閹宦們作爲皇權的延伸,他們是否強大,其實也就代表了皇權是否強大,就像如今三國裡,蜀國的閹人最是強盛,這當然也是因爲蜀國的劉禪權力最大,大臣們雖然厭惡卻無能爲力,爲了做大事還得主動向他們示好。
而魏國跟吳國,就別想了,你皇帝都跟傀儡差不多,你身邊的家奴又算什麼?
荀顗直接說起了閹宦的事情,羣臣這才紛紛開口贊同。
你讓他們跟着罵皇帝,他們不敢,但是罵皇帝身邊的閹宦,他們還是敢的。
荀顗也根本就沒指望他們,只是對着閹人們一頓口誅筆伐,然後就結束了這次的商談,頗有些虎頭蛇尾的意思,什麼都沒談成,就是罵了幾句宦官而已。
羣臣在離開的時候,也是一頭霧水,不明白荀顗到底想要做什麼,難道急匆匆的召集大家前來,就是爲了罵一句閹人嗎?
在衆人都離開之後,荀顗這才站起身來,“備車。
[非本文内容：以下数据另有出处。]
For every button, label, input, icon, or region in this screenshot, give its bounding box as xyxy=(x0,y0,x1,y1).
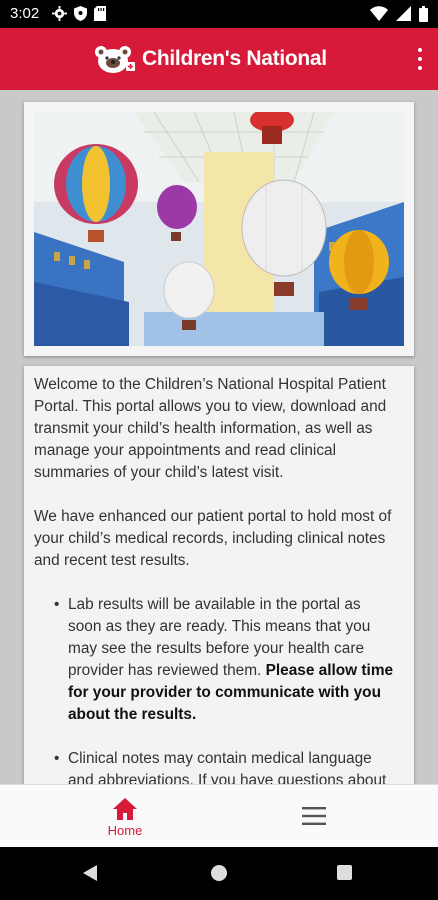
intro-paragraph-1: Welcome to the Children’s National Hospi… xyxy=(34,376,387,481)
hero-image-card xyxy=(24,102,414,356)
back-icon[interactable] xyxy=(82,864,98,882)
intro-paragraph-2: We have enhanced our patient portal to h… xyxy=(34,508,392,569)
status-time: 3:02 xyxy=(10,5,40,22)
intro-bullet-list: Lab results will be available in the por… xyxy=(54,594,398,784)
brand-name: Children's National xyxy=(142,47,327,70)
bear-logo-icon xyxy=(95,46,135,73)
battery-icon xyxy=(419,6,428,22)
system-nav-bar xyxy=(0,847,438,900)
intro-card: Welcome to the Children’s National Hospi… xyxy=(24,366,414,784)
signal-icon xyxy=(396,6,411,21)
bottom-nav: Home xyxy=(0,784,438,848)
wifi-icon xyxy=(370,6,388,21)
status-bar: 3:02 xyxy=(0,0,438,28)
gear-icon xyxy=(52,6,67,21)
shield-icon xyxy=(74,6,87,21)
bullet-clinical-notes-text: Clinical notes may contain medical langu… xyxy=(68,750,387,784)
hamburger-menu-icon[interactable] xyxy=(296,805,332,827)
home-icon xyxy=(113,798,137,820)
hero-image xyxy=(34,112,404,346)
bullet-clinical-notes: Clinical notes may contain medical langu… xyxy=(54,748,398,784)
nav-home-button[interactable]: Home xyxy=(90,795,160,843)
brand-logo: Children's National xyxy=(92,44,327,74)
home-circle-icon[interactable] xyxy=(211,865,227,881)
bullet-lab-results: Lab results will be available in the por… xyxy=(54,594,398,726)
main-content[interactable]: Welcome to the Children’s National Hospi… xyxy=(0,90,438,784)
nav-home-label: Home xyxy=(107,823,143,838)
recents-icon[interactable] xyxy=(337,865,352,880)
app-bar: Children's National xyxy=(0,28,438,90)
sd-card-icon xyxy=(94,6,106,21)
more-vertical-icon[interactable] xyxy=(416,48,424,70)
”
奴僕當即爲他準備好了車輛,荀顗坐上了馬車,離開了自己的府邸。
這輛馬車一路穿過了鬧市,最終在一處府邸前停了下來。
荀顗走下馬車,令人叩門。
從府內走出來的奴僕驚愕的看着荀顗,有些不知所措。
“荀公,您有什麼吩咐?”
荀顗皺起了眉頭,“我前來拜訪老友,也是你可以阻擋的嗎?!”
這奴僕當即失了神,趕忙回頭。
很快,就有一人走了出來,正是趙過,他笑着朝着荀顗行禮,“還望您勿要動怒,我這就去告知王公。”
荀顗這纔沒有發作。
很快,對方就領着荀顗走進了府內,一路走到了內屋。
這裡是王祥的府邸。
或者說,這裡是關押王祥的牢獄。
王祥身邊的這些人,皆是皇帝所安排的,監視他的一舉一動,不讓他與羣臣有什麼聯繫。
當王祥看到了急匆匆進屋的荀顗時,他的臉色一如既往的平靜,他笑着起身,與荀顗行禮相見。
荀顗完全不在意身邊的趙過,跟王祥熱情的寒暄,隨即兩人面相而坐。
在面對這般複雜局勢的時候,荀顗最先想起的人就是王祥。
荀顗從未當過羣臣的領袖,他過去一直都覺得自己跟司馬孚等人比起來也沒有什麼差距,可是如今這愈發失控的局勢,讓荀顗意識到,自己似乎真的不是這塊料。
在團結羣臣,號召衆人的事情上,荀顗並不弱,但是要制定謀略,去反制皇帝,那就是真的太高估他了。
荀顗最先想到的人就是王祥了。
當初司馬師還在的時候,羣臣同樣很壓抑,而在當時,王祥是第一個站出來對司馬師衝鋒的人,而那次的攻勢非常的有用。
雖說如今的皇帝跟司馬師並不相同,但是,若非要找出一個人率領其餘大臣對皇帝發起反擊,荀顗認爲,那人非王祥莫屬。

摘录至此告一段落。